HSBC is resuming a redundancy plan it put on ice after the coronavirus outbreak, and will cut around 35,000 jobs over the medium term, a memo on Wednesday revealed.
The bank will also maintain a freeze on almost all external recruitment, Chief Executive Noel Quinn said in the memo, which was sent to HSBC’s 235,000 staff worldwide.
“We could not pause the job losses indefinitely – it was always a question of ‘not if, but when’,” Quinn said, adding that the measures first announced by HSBC in February were “even more necessary today”.
A bank spokeswoman confirmed the contents of the memo.
HSBC had postponed the job cuts, part of a wider restructuring to cut $4.5 billion in costs, in March saying the extraordinary circumstances of the coronavirus pandemic meant it would be wrong to push staff out.

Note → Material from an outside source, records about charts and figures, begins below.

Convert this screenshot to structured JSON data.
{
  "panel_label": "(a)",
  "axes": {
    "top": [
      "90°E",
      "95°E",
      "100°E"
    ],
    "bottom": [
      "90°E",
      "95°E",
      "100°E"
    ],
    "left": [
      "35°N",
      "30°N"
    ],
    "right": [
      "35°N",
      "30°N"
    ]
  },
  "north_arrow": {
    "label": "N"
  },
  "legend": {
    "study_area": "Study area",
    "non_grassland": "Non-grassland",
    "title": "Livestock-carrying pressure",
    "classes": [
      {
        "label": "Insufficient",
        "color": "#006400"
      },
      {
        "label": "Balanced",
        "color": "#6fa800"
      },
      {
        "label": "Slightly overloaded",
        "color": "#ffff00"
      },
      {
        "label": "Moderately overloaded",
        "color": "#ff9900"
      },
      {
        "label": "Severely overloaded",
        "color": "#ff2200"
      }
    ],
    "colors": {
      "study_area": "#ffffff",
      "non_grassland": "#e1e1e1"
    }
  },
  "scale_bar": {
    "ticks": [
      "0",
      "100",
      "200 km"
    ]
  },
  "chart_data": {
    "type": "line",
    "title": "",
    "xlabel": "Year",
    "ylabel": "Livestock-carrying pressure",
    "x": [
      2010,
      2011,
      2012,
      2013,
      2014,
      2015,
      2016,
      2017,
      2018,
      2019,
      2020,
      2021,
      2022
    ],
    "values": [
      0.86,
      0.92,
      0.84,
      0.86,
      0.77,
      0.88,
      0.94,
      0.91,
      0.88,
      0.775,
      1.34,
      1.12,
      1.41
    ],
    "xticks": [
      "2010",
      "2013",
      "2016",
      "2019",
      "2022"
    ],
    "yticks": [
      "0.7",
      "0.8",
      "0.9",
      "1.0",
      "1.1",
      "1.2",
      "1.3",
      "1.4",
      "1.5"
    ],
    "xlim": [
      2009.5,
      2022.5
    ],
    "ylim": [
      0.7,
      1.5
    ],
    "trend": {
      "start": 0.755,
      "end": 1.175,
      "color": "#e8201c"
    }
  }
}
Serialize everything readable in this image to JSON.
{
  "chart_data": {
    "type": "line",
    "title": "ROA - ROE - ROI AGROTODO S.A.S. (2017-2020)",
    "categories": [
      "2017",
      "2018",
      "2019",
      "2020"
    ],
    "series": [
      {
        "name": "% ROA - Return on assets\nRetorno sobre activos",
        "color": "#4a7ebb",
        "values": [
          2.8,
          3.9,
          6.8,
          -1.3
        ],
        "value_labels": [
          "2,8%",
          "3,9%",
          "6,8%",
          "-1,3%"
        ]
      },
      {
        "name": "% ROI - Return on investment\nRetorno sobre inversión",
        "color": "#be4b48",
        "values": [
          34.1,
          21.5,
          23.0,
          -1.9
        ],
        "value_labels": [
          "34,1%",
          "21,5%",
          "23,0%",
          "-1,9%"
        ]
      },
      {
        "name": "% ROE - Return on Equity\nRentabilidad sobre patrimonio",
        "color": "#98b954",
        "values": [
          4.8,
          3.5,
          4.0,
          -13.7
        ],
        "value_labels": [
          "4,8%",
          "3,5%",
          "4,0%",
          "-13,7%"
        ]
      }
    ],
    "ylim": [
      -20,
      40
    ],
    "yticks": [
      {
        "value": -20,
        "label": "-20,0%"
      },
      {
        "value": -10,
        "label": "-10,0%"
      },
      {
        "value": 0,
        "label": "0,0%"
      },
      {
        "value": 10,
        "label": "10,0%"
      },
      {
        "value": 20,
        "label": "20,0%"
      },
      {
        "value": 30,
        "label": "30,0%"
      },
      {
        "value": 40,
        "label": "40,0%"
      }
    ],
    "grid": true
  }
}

Quinn said it now has to resume the programme as profits fall and economic forecasts point to a challenging time ahead, adding that he had asked senior executives to look at ways to cut more costs in the second half of the year.
The bulk of the job losses are likely to fall in back office roles in HSBC’s Global Banking and Markets division, which houses its investment banking and trading businesses, a senior HSBC executive familiar with the plans said.
HSBC sees natural attrition of up to 25,000 roles each year but redeploying all affected staff to those roles was unrealistic, the executive said.
Shares in HSBC have fallen 27% since the start of March, with the pandemic prompting it to set aside $3 billion in bad loan provisions in its first quarter earnings.
Under the initial plan, HSBC said it would merge its private banking and wealth business, pare back its European equity business and reduce its U.S. retail network.
Shares in Europe’s biggest bank, which has come under fire from lawmakers on both sides of the Atlantic for its support for a new security law in Hong Kong, rose by 0.5% in London on Wednesday.